Liquid Intelligent Technologies’ steadily growing pan-African telecommunication network, which includes satellite connectivity, subsea links, and our cross-continent terrestrial fibre network, make it the largest independent network of its kind in Africa. This in turn enhances our ability to deliver cyber security, data centres, and cloud services, amongst others, to our fintech and other customers.
Most fintechs have invested in foundational security elements such as perimeter security, endpoint security, identity and access management, and other essential security solutions required by an organisation living in the digital realm. However, more customised security implementations are recommended that align with the need to protect against a very targeted threat.
Unfortunately, there are some challenges that the sector faces when it comes to implementing and maintaining the right levels of security, and the first is one experienced globally – skills and the lack of it.Employees that have experience in cyber security are scarce, and those that have the skills are highly sought after.
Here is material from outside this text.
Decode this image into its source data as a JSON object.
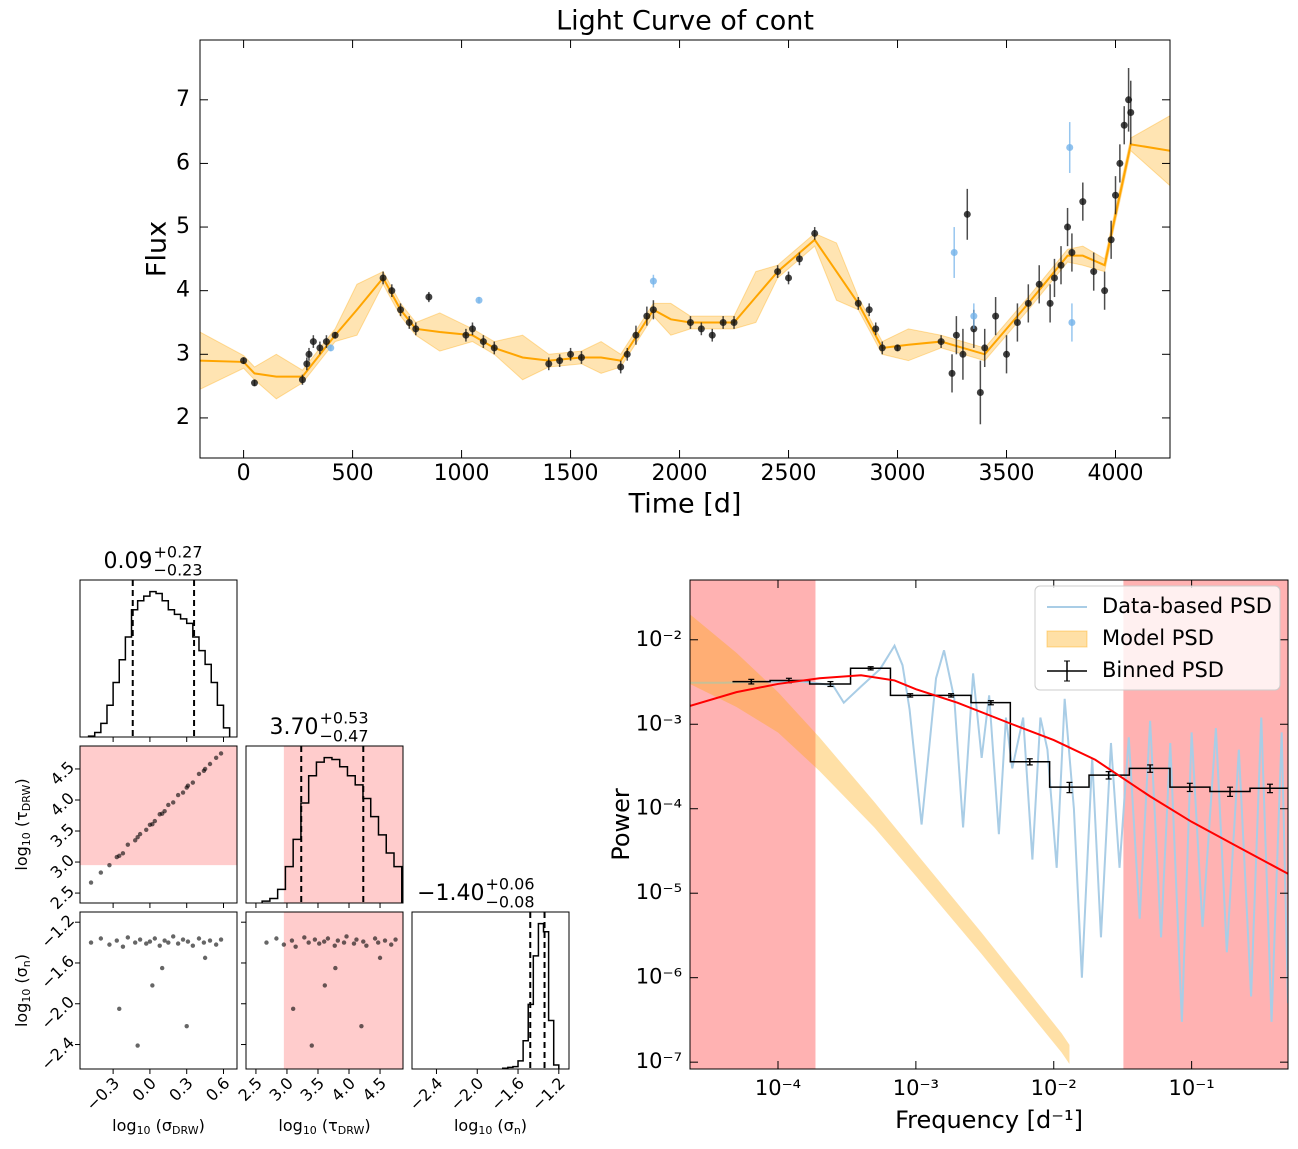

The evolving threat landscape has driven demand for skills across all sectors, and the lack is inhibiting companies’ ability to effectively manage the threats. Another challenge is the cost of setting up and managing robust security.
Fraud detection and prevention systems can cost more than US$50,000 per year, and added to this bill is the approximate US$20,000 price tag for vulnerability assessments and ongoing maintenance.
Perhaps, however, one of the most complex challenges is human error. Most successful cyber-attacks result from a lack of education about how to recognise phishing links and emails. The attackers are becoming more sophisticated, while users are more stressed and distracted.
To minimise cyberthreats and attacks, companies need to collaborate with regulators, stakeholders, other fintechs, and specialist cyber security providers to ensure cyber security becomes a shared priority. This will enable the growth of an ecosystem that fosters the development of solutions and resources that keep everyone cyber-safe.
The good news is that expert advice and solutions are available to Ugandan fintechs looking to ensure that their cyber security is up to scratch. Liquid Intelligent Technologies can provide a 360 assessment of a fintech’s cyber security requirements and suggest and implement customised solutions.
We work hand-in-hand with our customers to ensure that their concerns are addressed.Collaborative approaches, shared insights, and investment in a security partner is a solid route to changing the dynamic and providing the fintech with the support it needs to thrive despite the evolving threats.
Finally, and perhaps most importantly, smaller fintechs must step away from the belief that ‘small means safe’ – this is no longer true, and a successful hack can potentially result in the closure of a business.